Appellants properly concede that the utilization of civil injunctive proceedings to control the dissemination of obscene materials is not unconstitutional per se. See McKinney v. Alabama, 424 U.S. 669, 96 S.Ct. 1189, 47 L.Ed.2d 387 (1976); Paris Adult Theatre I v. Slaton, 413 U.S. 49, 93 S.Ct. 2628, 37 L.Ed.2d 446 (1973). Further, this Court has confirmed the facial validity *1140 of section 847.011, Florida's civil injunction statute relating to obscene materials. Johnson v. State, 351 So.2d 10 (Fla. 1977); State ex rel. Gerstein v. Walvick Theatre Corp., 298 So.2d 406 (Fla. 1974); State v. Papp, 298 So.2d 374 (Fla. 1974).
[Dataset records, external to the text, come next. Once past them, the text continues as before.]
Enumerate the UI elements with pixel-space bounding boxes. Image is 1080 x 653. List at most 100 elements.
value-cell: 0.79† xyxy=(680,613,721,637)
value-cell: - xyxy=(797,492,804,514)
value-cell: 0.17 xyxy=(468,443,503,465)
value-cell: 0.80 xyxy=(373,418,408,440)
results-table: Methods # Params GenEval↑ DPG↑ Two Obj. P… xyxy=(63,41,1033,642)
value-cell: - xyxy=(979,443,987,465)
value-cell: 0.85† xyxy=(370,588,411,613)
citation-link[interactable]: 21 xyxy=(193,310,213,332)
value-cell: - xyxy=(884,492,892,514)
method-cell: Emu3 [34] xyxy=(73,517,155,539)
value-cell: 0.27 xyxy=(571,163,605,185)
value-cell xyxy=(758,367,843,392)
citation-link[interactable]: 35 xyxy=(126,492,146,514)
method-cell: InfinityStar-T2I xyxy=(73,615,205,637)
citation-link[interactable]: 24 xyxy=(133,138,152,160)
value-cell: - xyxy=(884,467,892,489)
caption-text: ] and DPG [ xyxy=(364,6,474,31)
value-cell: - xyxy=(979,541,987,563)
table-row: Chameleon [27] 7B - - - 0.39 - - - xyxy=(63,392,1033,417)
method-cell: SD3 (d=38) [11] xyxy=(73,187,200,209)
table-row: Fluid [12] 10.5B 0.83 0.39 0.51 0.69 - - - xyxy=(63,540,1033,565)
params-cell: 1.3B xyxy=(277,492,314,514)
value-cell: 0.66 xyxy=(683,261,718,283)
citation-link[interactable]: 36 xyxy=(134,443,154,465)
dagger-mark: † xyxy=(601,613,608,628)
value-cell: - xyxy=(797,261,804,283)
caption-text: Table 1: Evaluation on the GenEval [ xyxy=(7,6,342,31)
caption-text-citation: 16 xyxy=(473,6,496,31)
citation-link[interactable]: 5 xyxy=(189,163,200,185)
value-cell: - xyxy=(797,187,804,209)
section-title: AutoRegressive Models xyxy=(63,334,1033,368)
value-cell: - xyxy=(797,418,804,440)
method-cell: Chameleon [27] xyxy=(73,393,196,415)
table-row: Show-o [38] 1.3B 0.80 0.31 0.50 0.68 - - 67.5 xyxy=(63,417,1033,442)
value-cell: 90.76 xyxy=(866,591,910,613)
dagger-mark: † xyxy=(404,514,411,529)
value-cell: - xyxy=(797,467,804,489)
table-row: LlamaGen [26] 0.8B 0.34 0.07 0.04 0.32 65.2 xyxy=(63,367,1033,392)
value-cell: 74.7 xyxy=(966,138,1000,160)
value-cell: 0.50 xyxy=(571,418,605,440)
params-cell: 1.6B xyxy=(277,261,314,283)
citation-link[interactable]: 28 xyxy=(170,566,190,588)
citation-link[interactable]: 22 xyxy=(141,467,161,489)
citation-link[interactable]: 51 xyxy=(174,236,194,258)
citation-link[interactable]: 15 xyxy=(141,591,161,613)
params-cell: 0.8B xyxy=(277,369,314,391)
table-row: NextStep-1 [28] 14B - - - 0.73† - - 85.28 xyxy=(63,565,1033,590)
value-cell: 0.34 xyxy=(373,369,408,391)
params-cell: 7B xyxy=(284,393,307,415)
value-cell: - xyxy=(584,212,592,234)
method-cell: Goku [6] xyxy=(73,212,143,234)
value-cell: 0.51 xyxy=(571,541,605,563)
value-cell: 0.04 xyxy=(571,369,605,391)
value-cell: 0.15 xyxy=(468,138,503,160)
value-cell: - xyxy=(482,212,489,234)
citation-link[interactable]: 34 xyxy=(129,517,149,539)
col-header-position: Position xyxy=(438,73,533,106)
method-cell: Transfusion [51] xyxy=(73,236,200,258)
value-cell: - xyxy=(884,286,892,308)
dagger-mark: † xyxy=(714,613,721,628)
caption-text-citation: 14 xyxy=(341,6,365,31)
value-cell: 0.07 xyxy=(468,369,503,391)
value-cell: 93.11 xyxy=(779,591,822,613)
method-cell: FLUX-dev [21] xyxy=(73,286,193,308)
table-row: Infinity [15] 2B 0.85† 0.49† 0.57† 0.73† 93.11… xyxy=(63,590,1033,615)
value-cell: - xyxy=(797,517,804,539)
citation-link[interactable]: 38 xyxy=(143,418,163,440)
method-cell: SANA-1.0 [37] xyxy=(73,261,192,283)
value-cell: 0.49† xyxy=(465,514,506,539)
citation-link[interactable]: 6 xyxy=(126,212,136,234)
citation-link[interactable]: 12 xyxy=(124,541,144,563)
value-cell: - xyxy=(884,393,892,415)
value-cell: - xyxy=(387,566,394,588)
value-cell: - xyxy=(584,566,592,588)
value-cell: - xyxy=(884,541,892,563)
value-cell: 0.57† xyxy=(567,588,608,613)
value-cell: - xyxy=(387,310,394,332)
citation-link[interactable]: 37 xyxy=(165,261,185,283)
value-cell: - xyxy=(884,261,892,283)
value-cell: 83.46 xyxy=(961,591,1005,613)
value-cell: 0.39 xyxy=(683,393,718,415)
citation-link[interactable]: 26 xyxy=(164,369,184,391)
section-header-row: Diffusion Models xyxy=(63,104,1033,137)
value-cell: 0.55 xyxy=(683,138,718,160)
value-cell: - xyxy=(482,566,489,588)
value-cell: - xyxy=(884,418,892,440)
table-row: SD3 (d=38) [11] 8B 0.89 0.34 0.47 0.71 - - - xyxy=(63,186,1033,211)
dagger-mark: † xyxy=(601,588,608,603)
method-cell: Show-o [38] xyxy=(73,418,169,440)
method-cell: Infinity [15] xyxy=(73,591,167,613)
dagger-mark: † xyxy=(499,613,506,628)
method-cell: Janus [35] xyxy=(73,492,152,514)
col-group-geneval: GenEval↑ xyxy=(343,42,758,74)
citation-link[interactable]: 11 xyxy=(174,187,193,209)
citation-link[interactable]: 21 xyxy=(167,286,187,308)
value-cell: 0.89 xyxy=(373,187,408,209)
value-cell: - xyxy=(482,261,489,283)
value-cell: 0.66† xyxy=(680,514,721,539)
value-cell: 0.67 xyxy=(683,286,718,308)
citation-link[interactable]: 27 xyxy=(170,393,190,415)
Appellants argue, however, that section 847.011 has been unconstitutionally applied in the case at bar. This is so because, in addition to proscribing sale of the eight magazines which the circuit court found to be obscene, the injunctions also prohibited the distribution of "other printed materials which violate the provisions of Florida Statute 847.011(1)(a)." These "other printed materials" were not specifically identified in the court orders, nor was the issue of their alleged obscenity determined by the court prior to issuance of the injunctions. Rather, the orders set forth the test for obscenity enunciated in Miller v. California, 413 U.S. 15, 93 S.Ct. 2607, 37 L.Ed.2d 513 (1973), and enjoined the sale or offer for sale of materials which depicted eleven specific actions or poses, apparently finding that materials depicting this specific conduct were obscene under the Miller standard. Appellants submit that the injunctions, as written, constitute an impermissible prior restraint upon first amendment expression. We agree.

While we intimate no judgment with respect to the status of the eight magazines which the circuit judges found to be obscene,[3] we conclude that the civil injunction process as to the balance of the materials mentioned in the orders was not conducted in a procedurally proper manner. The injunctions afforded appellants inadequate notice of what "other printed materials" fell within their ambit. Further, these unspecified materials were not judicially declared to be obscene prior to the issuance of the injunctions restraining their dissemination. Consequently, with the exception of that portion of the orders relating to the eight specific magazines, the injunctions are violative of appellants' first amendment rights. Appellee argues that inclusion of the Miller standard for obscenity and recitation of the eleven actions or poses which the lower courts determined were obscene under that standard sufficed to protect these constitutional rights of appellants. In support of his position appellee cites For Adults Only, Inc. v. State ex rel. Gerstein, 257 So.2d 912 (Fla.3d DCA 1972), wherein the District Court of Appeal, Third District, upheld a blanket injunction similar to the ones before us:

[D]efendant says the permanent injunction was too broad, vague and ambiguous and is, therefore, invalid. This permanent injunction did not prohibit the sale of "obscene" literature. It named specifically eleven different displays, poses, or actions which defendants were prohibited from selling, distributing, or advertising. We have examined the permanent injunction and are of the opinion that it is sufficiently specific to direct defendants as to what they are required to do under its requirements.

Id. at 914. The error of this holding is demonstrated by the other case upon which appellee relies to support the validity of his injunctions — the decision of the United States Supreme Court in Miller v. California. The Miller Court made it clear that the portrayal of sexual conduct, without more, does not render a publication obscene.